Eh oui, Hindemith a écrit pour le ballet ! En l'occurrence Nobilissima visione, d'après les fresques de Giotto dépeignant la vie de saint François d'Assise, conçu avec et pour Léonide Massine en 1938. Il en a tiré une suite, que nous donne ici Herbert Blomstedt avec les Berlinois - à retrouver dans les [archives de la Salle de concerts numérique->http://www.digitalconcerthall.com/en/concerts/?a=qobuz&c=true]

Voili voilou, la saison berlinoise 2013-2014 du Philharmonique de Berlin est terminée ; certes, l'Orchestre fera une tournée en Europe pendant quelques semaines - sous la direction non pas de Simon Rattle, fraîchement papa et qui a décidé de biberonner ; mais sous la direction de Gustavo Dudamel, qui remplace beaucoup au Philharmonique de Berlin ces derniers temps... d'aucune pensent même que... allez savoir... - mais les concerts retransmis en direct de la salle de la Philharmonie ne reprendront que le 30 août 2014, lancement de la prochaine saison. Pendant l'été nous fouillerons donc pour vous dans les riches archives de la Salle de concerts numérique, en particulier les concerts archivés avant que ne soit conclu à la rentrée 2012 le partenariat entre Qobuz et la Salle de concerts numérique - depuis lequel, naturellement, chaque concert est dûment présenté et commenté par votre aimable papoteur Berlingot.

Le six mars 2011, Herbert Blomstedt dirigeait le Philharmonique de Berlin dans un programme assez peu classique : la Troisième messe de Bruckner et, tout aussi rare (hélas), la Suite du ballet de Hindemith Nobilissima Visione. De quelle nobilissime vision, me demanderez-vous fort justement, s'agit-il donc là ? Sans doute de celle que fit un larron meurtrier, repenti sous l'influence de François d'Assise, ainsi qu'on peut le lire dans l'incipit du 26e chapitre des Fioretti : Come santo Francesco convertì tre ladroni micidiali e fecionsi frati; e della nobilissima visione che vide l'uno di loro, il quale fu santissimo frate. (Comment saint François convertit trois larrons homicides qui sefirent frères ; et la très majestueuse vision que l'un d'eux vit, lequl devint par la suite un très saint Frère). Bien qu'il reste sans nom, le frère en question est soumis à un traitement des plus sévères - en rêve, semble-t-il - à l'issue duquel il a vécu tant de choses affreuses puis tant d'ineffables béatitudes que, en effet, on ne peut parler que de "vision très majestueuse".

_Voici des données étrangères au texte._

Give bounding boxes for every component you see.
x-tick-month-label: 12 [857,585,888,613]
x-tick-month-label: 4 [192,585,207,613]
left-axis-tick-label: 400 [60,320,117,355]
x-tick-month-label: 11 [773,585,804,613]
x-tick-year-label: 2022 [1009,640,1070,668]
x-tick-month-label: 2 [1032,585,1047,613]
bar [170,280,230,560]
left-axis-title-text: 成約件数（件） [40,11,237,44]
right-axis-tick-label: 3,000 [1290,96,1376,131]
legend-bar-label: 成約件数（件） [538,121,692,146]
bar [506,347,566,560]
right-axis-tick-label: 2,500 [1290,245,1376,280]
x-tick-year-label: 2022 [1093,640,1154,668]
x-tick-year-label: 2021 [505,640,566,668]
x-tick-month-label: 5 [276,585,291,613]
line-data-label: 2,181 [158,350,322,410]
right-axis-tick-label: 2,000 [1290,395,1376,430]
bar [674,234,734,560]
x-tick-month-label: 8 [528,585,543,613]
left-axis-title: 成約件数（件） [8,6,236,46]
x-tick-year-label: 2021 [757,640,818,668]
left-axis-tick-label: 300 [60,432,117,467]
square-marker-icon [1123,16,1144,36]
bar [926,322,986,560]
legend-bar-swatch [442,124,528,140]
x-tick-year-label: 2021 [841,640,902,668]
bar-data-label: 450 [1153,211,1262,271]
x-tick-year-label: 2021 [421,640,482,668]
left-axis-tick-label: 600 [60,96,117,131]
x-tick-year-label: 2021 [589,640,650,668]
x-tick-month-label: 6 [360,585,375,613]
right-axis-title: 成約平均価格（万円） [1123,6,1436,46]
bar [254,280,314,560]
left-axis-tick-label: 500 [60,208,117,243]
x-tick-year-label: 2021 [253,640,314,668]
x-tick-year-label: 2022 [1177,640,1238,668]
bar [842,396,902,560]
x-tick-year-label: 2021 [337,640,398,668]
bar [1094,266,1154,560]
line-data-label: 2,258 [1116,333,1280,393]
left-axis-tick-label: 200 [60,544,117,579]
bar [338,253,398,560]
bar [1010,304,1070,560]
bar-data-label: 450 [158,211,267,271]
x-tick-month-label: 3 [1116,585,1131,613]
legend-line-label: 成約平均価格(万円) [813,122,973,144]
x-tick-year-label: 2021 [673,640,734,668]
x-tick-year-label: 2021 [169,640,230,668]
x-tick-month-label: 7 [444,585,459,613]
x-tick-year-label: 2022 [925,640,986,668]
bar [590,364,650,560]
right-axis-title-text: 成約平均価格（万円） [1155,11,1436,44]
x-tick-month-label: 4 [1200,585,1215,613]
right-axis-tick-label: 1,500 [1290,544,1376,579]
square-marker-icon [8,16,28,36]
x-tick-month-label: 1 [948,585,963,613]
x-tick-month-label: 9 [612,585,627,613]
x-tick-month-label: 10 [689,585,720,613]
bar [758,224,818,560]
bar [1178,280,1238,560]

Dès 1933, la vie musicale en Allemagne fut modelée selon les goûts (!) des nouveaux maîtres du pays ; Hindemith ne faisait certes pas partie des favoris, quand bien même il fut défendu bec et ongles par Furtwängler. Après quelques hésitations, le compositeur comprit quelle était sa voie - et, après avoir quitté tous ses postes officiels dès mars 1937, il quitta définitivement le pays en août 1938. Parmi ses pérégrinations : le Mai musical florentin de 1937, au cours duquel son chemin croisa celui du danseur et chorégraphe Léonide Massine, avec qui il visita les fresques de Giotto retraçant les moments saillants de la vie de François d'Assise. François d'Assise, pensa Hindemith, quel beau sujet dansé. Massine, qui avait déjà sollicité Hindemith pour un ballet peu auparavant, ne fut pas vraiment emballé mais bientôt il changea d'optique : le sujet - Légende dansée en cinq scènes -, le titre - Nobilissima Visione -, tout était trouvé et en février 1938, la partition était achevée. Peu après la création à Londres, Hindemith en tira une suite de trois mouvements, c'est celle qui est le plus fréquemment jouée de nos jours.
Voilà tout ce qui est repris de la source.